Anyway, you can just apply the first two parts. Since $A$ is a $K$-algebra to begin with, also each $\operatorname{Mat}_{m_i}(D_{i})$ is a $K$-algebra; then $D_i$ is a $K$-algebra. The way you build these structures of $K$-algebras ensure the initial isomorphism is an isomorphism of $K$-algebras.
Let's see why. First, assume $R\times S$ is a $K$-algebra; then also $R\times S/{0}\times S$ is a $K$-algebra. We use this structure and the obvious ring isomorphism $R\times S/{0}\times S\to R$ to endow $R$ with a structure of $K$-algebra. Similarly for $S$. Now you can consider $R\times S$ as a $K$-algebra; a priori the structure could be different from the initial one: prove it is indeed the same.

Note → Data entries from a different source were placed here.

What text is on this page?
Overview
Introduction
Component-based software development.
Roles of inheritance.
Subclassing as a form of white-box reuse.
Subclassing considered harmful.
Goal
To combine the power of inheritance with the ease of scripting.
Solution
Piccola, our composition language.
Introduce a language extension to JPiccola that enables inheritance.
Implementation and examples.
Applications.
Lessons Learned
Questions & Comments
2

Suppose $\operatorname{Mat}_n(D)$ is a $K$-algebra, where $D$ is a division ring. Then we have a ring homomorphism $K\to\operatorname{Mat}_n(D)$, with the image contained in the center. The center is formed by the scalar matrices with entries in the center of $D$, so it is isomorphic to the center of $D$. We use this isomorphism for endowing $D$ with the structure of $K$-algebra, which induces on $\operatorname{Mat}_n(D)$ the same structure of $K$-algebra we started with.